Czaputowicz recalled that before the election he had issued a joint statement with his French and German counterparts to underline the importance of democratic procedures. And he also mentioned his conversation with his Belarusian counterpart, during which he had presented Poland's expectations, including the observance of democratic standards and the release of political prisoners.
The Polish minister stated that Belarusians should be ensured electoral rights, and underlined that Poland supported independence and sovereignty of that country. Admitting that Belarus was an important EU neighbour and active member of the Eastern Partnership, Czaputowicz declared that Poland wanted to build strong ties between EU and Belarusian citizens, but on the basis of respect for common values.
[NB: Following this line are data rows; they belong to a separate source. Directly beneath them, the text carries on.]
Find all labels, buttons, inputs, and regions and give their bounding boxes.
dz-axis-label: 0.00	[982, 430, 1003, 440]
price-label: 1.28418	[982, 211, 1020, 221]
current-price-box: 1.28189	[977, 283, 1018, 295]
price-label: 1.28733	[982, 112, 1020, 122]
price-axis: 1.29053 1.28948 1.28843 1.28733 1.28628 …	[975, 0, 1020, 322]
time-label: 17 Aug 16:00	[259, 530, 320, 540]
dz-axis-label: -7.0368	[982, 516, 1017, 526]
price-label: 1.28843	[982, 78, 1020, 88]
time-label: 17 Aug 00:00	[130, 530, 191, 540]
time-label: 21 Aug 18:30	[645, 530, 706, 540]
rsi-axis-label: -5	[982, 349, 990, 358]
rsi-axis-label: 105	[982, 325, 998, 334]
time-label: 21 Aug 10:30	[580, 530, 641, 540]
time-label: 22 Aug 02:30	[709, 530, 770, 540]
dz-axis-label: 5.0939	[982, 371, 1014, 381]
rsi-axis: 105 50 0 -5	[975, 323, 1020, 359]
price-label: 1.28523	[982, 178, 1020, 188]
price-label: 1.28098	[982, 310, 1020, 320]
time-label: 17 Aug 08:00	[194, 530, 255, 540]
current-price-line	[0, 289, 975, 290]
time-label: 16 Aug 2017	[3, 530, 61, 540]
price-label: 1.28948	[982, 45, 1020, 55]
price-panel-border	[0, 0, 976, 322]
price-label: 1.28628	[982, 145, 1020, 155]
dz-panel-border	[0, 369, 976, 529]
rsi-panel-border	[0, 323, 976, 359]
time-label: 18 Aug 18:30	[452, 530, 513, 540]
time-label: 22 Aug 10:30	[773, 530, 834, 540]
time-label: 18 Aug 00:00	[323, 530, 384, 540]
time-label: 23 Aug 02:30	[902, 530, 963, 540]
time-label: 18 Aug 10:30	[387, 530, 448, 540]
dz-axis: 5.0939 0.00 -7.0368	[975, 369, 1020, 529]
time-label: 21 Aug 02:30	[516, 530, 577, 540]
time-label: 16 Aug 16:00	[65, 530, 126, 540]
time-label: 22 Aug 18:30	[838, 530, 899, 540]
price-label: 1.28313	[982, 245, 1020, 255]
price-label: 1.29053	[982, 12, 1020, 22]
He underlined that dialogue with the Belarusian authorities did not mean support of their actions, and that contacts with representatives of these authorities could never be interpreted as support of these authorities against society.
Minister Czaputowicz said that "Poland has been a supporter of bringing Belarus closer to the EU, and it wants to continue this role."
The official recalled that earlier on Monday he had asked the High Representative of the European Union for Foreign Affairs and Security Policy to urgently convene a meeting regarding Belarus, and that Prime Minister Mateusz Morawiecki had called for an extraordinary EU meeting. He also announced that a statement of 27 EU members regarding the situation in Belarus would be published on Poland's initiative.
He stated that Belarus could become closer to the EU and the western world, but added that this should be based on respect of the law and fundamental democratic values. "We expect the Belarusian authorities to stop repression and start true dialogue with citizens," he said.
Referring to the charges made by Belarusian President Alexander Lukashenko, according to which, participants in post-election protests in Belarus were being steered from Poland, Great Britain and the Czech Republic, the minister said they were groundless.
The charges had been made by the Belarusian president earlier on Monday. He said that registered phone calls made from abroad to Belarus were proof of such activities.
"The election showed that the Belarusian people were conscious, active and more and more interested in having real influence on shaping the future of their country," Czaputowicz stated.
The foreign minister also said that Poland wanted Belarus to be a democratic country, that it was an important neighbour with which Poland wanted to cooperate in various fields.
Election officials in Belarus said Monday that President Alexander Lukashenko had won his sixth consecutive term, taking over 80 percent of the vote. The country's central election commission said that with all ballots counted, Lukashenko, who has led Belarus for 26 years, took 80.23 percent of the vote and his main opposition challenger, Sviatlana Tsikhanouskaya, had only 9.9 percent.